Ellena memberikan handphonenya dan Bryan langsung mengetikkan sebuah nomor di sana menghubungi Luis.
Dari sudut Luis, kini ia nampak menghadapi beberapa orang wanita yang mengaku memiliki hubungan khusus dengannya, mereka menuntut beberapa aset yang pernah Bryan janjikan.
"Tuan Bryan berjanji memberikan aku sebuah mobil."
"Tuan Bryan meniduri ku setiap hari Senin."
"Tuan Bryan berjanji menikah dengan ku saat itu."
Beberapa wanita itu membuat Luis muak bahkan mereka menghalangi Luis memasuki kantornya.
"Apa kalian bodoh?
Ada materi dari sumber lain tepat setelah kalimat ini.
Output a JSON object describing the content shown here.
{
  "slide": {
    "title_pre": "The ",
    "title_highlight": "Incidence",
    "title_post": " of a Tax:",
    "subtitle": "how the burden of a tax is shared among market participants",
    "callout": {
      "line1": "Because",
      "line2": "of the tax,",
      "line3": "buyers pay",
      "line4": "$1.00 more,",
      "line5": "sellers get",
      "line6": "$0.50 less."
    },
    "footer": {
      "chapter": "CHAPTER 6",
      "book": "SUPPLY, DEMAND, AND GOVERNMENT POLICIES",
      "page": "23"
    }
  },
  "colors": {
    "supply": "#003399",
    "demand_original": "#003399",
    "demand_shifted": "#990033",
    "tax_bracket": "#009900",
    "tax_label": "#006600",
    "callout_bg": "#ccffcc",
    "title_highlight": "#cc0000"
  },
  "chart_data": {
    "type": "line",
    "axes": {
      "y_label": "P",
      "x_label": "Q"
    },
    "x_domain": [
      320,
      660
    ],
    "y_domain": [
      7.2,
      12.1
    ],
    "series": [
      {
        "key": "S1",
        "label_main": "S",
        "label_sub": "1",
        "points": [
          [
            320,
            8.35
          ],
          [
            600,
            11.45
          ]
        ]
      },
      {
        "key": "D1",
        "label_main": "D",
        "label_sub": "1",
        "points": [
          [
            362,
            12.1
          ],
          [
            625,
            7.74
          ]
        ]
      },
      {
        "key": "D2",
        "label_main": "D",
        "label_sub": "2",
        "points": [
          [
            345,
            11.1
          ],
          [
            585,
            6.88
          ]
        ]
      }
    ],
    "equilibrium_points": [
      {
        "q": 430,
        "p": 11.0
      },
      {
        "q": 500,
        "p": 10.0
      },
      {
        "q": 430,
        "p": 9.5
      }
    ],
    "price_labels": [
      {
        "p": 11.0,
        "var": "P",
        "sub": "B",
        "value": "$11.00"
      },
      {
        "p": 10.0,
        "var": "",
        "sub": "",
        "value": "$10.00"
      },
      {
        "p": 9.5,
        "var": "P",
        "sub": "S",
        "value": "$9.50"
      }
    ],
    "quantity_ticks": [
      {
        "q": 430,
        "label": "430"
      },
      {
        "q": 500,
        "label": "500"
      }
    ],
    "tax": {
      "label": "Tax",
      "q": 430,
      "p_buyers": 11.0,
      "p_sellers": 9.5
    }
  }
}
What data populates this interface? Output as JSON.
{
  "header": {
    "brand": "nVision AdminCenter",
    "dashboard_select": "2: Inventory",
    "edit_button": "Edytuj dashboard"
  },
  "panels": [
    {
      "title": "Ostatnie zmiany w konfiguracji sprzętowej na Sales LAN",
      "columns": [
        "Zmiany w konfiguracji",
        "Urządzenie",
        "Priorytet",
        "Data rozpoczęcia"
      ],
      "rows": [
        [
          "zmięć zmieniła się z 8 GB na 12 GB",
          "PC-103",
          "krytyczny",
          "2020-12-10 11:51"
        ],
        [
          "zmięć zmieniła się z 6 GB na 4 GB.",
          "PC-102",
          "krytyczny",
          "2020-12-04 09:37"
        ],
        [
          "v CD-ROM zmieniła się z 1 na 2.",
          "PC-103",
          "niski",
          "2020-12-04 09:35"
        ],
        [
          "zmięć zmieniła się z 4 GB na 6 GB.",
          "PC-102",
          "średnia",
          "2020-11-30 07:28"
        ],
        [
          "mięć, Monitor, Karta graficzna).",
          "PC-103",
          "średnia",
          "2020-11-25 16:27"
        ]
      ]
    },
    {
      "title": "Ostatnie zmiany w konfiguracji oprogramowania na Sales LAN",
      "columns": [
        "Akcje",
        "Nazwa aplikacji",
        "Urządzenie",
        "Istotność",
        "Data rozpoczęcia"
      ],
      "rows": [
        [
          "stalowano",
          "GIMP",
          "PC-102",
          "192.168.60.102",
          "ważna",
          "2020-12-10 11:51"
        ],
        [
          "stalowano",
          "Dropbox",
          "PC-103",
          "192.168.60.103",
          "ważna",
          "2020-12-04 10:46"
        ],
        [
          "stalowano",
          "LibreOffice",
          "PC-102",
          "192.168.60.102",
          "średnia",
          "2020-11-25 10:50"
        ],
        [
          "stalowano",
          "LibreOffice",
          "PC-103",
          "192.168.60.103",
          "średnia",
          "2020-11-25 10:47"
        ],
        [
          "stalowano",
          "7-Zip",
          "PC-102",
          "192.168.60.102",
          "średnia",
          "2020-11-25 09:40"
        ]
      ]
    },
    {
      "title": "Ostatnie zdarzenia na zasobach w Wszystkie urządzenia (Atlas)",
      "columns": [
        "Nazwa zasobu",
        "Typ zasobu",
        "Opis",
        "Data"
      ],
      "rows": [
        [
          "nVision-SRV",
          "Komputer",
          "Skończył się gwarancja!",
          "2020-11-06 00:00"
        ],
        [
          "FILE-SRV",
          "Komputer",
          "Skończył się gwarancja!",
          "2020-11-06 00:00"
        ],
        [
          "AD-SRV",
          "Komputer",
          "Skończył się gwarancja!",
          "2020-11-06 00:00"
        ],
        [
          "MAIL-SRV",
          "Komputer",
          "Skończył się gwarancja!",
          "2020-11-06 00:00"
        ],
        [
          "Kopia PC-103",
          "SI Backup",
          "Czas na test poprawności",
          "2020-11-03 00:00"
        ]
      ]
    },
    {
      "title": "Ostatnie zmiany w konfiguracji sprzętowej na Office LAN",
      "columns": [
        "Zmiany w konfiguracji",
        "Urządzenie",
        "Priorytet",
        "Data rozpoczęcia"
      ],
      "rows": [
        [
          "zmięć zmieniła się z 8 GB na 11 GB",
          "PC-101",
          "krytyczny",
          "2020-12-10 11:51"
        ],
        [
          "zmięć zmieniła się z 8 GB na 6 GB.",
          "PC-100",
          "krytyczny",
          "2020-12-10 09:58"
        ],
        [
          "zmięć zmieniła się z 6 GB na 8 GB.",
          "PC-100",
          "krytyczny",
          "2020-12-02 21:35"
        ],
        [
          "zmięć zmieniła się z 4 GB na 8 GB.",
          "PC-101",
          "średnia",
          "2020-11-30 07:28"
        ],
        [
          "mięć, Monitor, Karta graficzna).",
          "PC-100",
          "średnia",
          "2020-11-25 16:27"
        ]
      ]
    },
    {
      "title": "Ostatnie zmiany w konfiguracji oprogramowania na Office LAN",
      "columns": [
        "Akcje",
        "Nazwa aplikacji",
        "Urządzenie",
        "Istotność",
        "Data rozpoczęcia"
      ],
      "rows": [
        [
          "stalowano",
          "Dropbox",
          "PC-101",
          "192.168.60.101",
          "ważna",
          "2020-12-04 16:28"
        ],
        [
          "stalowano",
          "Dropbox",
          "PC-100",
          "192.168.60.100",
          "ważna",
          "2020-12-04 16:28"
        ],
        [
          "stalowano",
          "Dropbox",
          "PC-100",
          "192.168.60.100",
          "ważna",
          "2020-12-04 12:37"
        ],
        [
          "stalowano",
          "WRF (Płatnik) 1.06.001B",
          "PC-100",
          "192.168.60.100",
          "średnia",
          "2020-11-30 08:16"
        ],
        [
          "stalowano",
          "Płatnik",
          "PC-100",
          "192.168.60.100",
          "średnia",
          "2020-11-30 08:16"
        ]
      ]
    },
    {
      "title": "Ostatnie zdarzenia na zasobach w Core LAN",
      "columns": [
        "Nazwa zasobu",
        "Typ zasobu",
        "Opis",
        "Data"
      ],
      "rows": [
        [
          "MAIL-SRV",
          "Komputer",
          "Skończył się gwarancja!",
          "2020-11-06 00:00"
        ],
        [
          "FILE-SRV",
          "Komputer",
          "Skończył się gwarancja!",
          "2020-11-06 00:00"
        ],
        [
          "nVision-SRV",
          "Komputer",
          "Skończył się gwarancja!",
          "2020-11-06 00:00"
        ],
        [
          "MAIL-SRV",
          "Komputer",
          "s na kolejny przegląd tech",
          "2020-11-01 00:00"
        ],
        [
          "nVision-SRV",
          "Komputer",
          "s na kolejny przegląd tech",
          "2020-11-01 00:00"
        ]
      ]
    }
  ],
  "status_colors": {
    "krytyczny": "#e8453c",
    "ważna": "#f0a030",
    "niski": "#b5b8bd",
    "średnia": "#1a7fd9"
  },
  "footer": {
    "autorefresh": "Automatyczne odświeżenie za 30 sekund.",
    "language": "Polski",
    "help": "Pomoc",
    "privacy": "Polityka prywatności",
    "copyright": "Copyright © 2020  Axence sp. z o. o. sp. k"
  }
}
Bagaimana bisa aku percaya pada ucapan kalian jika orang bodoh itu saja sangat membenci wanita? Apa kalian pikir aku juga sama bodohnya dengan dia? Lagipula apa kalian tak ada pekerjaan lain selain menuntut orang yang telah meninggal?" ucap Luis cukup kesal bahkan Luis melihat ada beberapa media sedang meliput dan bertanya pada beberapa orang wanita yang sedang menuntut haknya itu.
Walaupun sudah beberapa hari tetapi, berita tentang kematian Bryan cukup membuat publik gempar dan sedikitpun mereka tak ingin kehilangan berita trending tersebut.
"Tuan Luis apa komentar anda tentang wanita yang mengaku memiliki hubungan spesial dengan tuan Bryan? Apa anda mengetahui sesuatu? Apakah sebelumnya tuan Bryan memiliki banyak wanita simpanan? Apakah sebenarnya dia hanya menutupi identitasnya? Apa komentar anda tentang jasad yang masih diragukan itu tuan?" Pertanyaan seluruh wartawan yang ada di sana membuat Luis semakin geram.
"Sudah berhenti! Apa kalian tidak punya waktu yang lain untuk bertanya? Bagaimana bisa aku menjawab jika kalian melakukannya seperti ini?" ucap Luis dengan emosinya tiba-tiba handphonenya berbunyi dan refleks dia langsung mengangkat telepon itu.
"Apa? Apalagi? Apa orang dibalik telepon ini juga akan melakukan hal yang gila?" ucap Luis dalam sambungan telepon itu.
"Hei apa yang kau bicarakan? Aku ini Bryan, tolong jemput aku di California," ucap Bryan dalam sambungan telepon itu.
"Apa? Dasar gila, jelas-jelas suara wanita! Kau bahkan lebih gila dari wanita yang minta dinikahi oleh orang meninggal!" Luis langsung menutup teleponnya dan Bryan nampak tak dapat melakukan apapun.
"Apa? Kenapa si bodoh itu? Jelas-jelas aku sedang kesulitan," ucap Bryan kemudian ia menyerahkan kembali handphonenya.
"Jadi nama mu, Bryan? Kenapa terdengar seperti nama pria? Jangan-jangan kau benar-benar transgender?" tanya Ellena.
"Enak saja kau, aku memang Bryan tetapi, sebenarnya namaku adalah Bianca, pria yang aku telpon tadi sering memanggil ku dengan sebutan Bryan," ucap Bryan yang reflek mengubah namanya menjadi Bianca.
Setidaknya nama itu cocok dengan tubuhnya yang cantik itu.